Critique | Musique

Björk, poignante sur Vulnicura

Björk © DR
Laurent Hoebrechts
Laurent Hoebrechts Journaliste musique

AVANT-POP | Disséquant sa récente rupture amoureuse, Björk signe un 9e album à la fois téméraire et bouleversant. Requiem for a love…

Rien n’y fait. Plus de quinze ans après le lancement de Napster, l’industrie musicale n’a toujours pas trouvé la parade au téléchargement illégal. Ainsi en va-t-il du dernier album de Björk. Alors qu’il n’était pas annoncé avant mars, sa sortie digitale a été précipitée suite à des « fuites » sur Internet. Et le label de confier ainsi en urgence la vente de l’album à la seule plateforme iTunes (provoquant la colère des autres réseaux de distribution)…

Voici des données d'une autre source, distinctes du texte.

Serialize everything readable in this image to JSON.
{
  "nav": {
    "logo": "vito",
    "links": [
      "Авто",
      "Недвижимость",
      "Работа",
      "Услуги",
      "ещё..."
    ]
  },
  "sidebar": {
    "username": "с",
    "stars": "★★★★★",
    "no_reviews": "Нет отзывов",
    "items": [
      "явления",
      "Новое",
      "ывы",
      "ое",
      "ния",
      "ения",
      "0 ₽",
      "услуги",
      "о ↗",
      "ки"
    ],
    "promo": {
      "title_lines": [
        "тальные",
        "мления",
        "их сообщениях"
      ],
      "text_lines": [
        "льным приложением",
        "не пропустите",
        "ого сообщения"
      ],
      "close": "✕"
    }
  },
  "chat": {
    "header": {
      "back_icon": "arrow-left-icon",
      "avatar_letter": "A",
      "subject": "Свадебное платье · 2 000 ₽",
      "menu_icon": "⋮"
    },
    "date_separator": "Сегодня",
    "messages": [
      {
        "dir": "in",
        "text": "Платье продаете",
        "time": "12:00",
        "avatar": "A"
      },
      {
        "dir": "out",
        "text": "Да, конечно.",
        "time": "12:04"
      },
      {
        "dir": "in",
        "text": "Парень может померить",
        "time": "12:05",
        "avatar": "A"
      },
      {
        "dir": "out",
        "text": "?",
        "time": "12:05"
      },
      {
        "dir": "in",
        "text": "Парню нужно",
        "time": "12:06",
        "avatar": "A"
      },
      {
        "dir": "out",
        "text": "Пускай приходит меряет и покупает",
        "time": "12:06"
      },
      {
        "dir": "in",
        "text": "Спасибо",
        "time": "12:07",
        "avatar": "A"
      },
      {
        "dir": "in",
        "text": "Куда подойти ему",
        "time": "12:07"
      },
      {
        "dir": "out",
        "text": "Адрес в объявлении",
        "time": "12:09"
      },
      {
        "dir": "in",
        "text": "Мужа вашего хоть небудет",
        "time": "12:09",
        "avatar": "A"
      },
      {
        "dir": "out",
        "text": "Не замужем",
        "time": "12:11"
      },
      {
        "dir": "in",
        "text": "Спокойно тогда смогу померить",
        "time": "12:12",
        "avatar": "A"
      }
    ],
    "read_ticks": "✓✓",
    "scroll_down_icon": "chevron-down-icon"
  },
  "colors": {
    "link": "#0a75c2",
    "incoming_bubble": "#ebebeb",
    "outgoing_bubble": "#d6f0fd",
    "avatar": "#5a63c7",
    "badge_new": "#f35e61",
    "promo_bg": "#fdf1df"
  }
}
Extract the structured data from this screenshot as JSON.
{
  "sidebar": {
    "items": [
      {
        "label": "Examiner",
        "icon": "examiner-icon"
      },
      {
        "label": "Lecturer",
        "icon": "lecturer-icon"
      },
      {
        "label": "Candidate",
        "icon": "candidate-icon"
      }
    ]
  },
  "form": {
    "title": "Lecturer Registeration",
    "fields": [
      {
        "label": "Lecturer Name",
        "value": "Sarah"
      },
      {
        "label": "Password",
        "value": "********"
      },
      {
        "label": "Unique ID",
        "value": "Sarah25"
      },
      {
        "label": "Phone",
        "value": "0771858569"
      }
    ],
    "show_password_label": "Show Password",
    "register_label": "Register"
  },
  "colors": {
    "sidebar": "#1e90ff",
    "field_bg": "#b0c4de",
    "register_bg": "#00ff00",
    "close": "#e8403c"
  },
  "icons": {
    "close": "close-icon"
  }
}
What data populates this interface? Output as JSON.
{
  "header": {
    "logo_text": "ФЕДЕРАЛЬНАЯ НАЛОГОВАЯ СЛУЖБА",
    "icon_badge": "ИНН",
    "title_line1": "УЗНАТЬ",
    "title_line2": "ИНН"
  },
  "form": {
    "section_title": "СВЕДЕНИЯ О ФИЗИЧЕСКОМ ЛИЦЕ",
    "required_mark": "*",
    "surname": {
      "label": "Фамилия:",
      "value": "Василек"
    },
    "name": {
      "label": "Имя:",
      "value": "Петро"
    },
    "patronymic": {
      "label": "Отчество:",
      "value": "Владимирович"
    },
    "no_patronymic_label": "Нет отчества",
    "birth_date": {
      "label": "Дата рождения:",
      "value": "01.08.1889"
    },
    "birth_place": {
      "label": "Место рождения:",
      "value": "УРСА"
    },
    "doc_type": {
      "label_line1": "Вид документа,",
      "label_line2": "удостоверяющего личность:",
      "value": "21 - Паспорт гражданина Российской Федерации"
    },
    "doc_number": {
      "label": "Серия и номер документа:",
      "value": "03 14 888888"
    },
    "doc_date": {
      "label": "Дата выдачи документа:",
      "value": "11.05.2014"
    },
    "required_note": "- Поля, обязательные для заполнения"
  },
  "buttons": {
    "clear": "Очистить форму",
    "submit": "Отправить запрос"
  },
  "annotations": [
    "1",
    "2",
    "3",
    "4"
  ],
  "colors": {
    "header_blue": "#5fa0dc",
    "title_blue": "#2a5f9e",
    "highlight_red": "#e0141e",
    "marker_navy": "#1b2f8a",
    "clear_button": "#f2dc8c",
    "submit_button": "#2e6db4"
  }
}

Cela étant dit, la situation comporte au moins un avantage. Alors que chaque nouvel album de Björk déclenche les grandes manoeuvres marketing, Vulnicura a échappé à l’emballement. Le 9e album de l’Islandaise arrive sans préavis, presque sans fard. Cela tombe bien: c’est probablement aussi ce qu’elle a produit de plus direct depuis longtemps. Une fenêtre grande ouverte sur ses émotions. Y compris les plus violentes.

Crash

Au centre de Vulnicura, il y a une peine de coeur. Celle de Björk, le palpitant laminé, retourné, traumatisé par l’explosion du couple qu’elle formait avec l’artiste Matthew Barney. Comme une otage, emprisonnée dans sa propre douleur, Björk aura patiemment consigné les moindres détails de l’épreuve. « Moments of clarity are so rare, I have to document this », chante-t-elle ainsi sur Stonemilker.

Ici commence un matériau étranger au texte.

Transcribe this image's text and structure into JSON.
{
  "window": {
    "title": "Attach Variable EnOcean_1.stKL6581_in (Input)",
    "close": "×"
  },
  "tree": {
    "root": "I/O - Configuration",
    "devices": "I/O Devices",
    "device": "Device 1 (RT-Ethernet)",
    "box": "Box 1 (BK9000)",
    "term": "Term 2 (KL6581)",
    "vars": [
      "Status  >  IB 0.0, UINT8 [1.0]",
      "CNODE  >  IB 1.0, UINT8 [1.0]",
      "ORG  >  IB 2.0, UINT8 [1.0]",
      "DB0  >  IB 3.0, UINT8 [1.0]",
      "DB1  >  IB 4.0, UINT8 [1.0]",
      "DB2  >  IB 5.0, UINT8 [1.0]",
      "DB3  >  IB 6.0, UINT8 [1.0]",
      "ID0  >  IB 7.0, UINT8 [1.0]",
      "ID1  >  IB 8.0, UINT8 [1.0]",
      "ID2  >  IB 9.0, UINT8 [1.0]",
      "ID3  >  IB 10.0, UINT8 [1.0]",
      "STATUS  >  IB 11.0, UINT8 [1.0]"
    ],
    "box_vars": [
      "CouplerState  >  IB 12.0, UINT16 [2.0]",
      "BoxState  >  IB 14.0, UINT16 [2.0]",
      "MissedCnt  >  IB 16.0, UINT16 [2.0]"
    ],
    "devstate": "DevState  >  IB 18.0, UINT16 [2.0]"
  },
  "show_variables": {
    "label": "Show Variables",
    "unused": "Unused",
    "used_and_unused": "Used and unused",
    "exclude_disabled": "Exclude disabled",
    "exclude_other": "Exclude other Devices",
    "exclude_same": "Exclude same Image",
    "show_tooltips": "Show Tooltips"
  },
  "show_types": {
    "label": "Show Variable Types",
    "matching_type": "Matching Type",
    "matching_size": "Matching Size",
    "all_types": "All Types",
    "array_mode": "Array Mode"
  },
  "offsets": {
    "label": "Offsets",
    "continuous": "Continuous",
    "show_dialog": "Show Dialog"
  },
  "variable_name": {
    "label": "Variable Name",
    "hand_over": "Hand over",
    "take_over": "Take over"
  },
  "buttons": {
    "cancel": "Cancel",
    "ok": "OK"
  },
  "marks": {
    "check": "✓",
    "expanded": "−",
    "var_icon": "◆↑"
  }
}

De Blood on the Tracks (Dylan) à Here My Dear (Marvin Gaye), l’album de rupture est presque devenu un exercice de style. Le seul cependant à imploser quasi systématiquement sous la force de son thème. C’est certainement le cas avec Björk. Découpant son propos en trois parties, l’Islandaise chante au ralenti l’amour qui se délite, en n’omettant aucune souffrance, jusqu’aux plus embarrassantes (History of Touches). C’en serait presque gênant si l’artiste n’allait pas jusqu’au bout de sa démarche. Et si, surtout, elle n’y mettait pas les formes. Ces dernières années, les obsessions de Björk, toujours à vouloir relier la pop et l’avant-garde, avaient souvent davantage suscité un intérêt poli qu’elles n’avaient touché. Renouant avec les cordes (celles par exemple d’Homogenic), Vulnicura est au contraire un raz-de-marée émotionnel. Pas tant un disque qu’un iceberg majestueux dérivant lentement.

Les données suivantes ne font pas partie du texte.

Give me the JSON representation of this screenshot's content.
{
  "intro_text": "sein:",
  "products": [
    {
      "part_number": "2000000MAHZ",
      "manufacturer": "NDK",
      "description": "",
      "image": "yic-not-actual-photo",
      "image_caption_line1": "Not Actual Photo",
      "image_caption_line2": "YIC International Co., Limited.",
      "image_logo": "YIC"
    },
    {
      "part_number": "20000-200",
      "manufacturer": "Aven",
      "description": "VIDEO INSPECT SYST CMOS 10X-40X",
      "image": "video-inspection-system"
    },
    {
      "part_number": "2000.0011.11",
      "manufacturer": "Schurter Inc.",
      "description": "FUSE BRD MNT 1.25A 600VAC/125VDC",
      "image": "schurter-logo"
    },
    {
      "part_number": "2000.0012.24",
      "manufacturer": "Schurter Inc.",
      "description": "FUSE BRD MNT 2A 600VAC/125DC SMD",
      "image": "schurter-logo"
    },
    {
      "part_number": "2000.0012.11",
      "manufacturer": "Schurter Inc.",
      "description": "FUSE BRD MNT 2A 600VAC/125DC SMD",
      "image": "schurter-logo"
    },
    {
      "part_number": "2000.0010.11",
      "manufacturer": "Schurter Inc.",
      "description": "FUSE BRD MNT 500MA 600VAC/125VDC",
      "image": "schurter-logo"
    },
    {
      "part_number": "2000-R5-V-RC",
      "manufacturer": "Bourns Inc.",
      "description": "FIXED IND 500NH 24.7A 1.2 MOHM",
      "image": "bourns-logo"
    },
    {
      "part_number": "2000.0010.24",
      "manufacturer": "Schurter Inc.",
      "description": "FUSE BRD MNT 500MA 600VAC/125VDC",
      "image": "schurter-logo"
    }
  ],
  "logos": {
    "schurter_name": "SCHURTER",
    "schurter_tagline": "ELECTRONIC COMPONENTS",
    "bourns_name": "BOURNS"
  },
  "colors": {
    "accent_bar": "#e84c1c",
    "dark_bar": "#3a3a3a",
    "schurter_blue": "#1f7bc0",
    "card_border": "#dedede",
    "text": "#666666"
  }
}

Certes, aucun morceau ici ne retrouve la fantaisie des tubes du début. A cet égard, la matière de Vulnicura -co-produit en grande partie par Arca (le jeune Vénézuélien repéré chez Kanye West et FKA Twigs)- ne se laisse toujours pas appréhender facilement, à l’image de Black Lake, morceau-charnière long de dix minutes. Il n’en reste pas moins fascinant.

Au fil du temps, Björk a eu tendance à traduire sa quête musicale par une suite d’effets de manche, et de poses arty toujours plus spectaculaires (l’album Biophilia et sa série d’applications informatiques). De quoi construire un solide parcours d' »Artiste » (qui aura droit à sa rétrospective au prestigieux MoMA de New York, en mars prochain). Mais aussi de la voir s’effacer devant son personnage, planquée derrière ses multiples concepts. La voilà qui réapparaît tout à coup, chanteuse de chair et de sang, expurgeant la douleur personnelle pour en faire une plainte universelle. Et c’est poignant.

  • DISTRIBUÉ PAR ONE LITTLE INDIAN.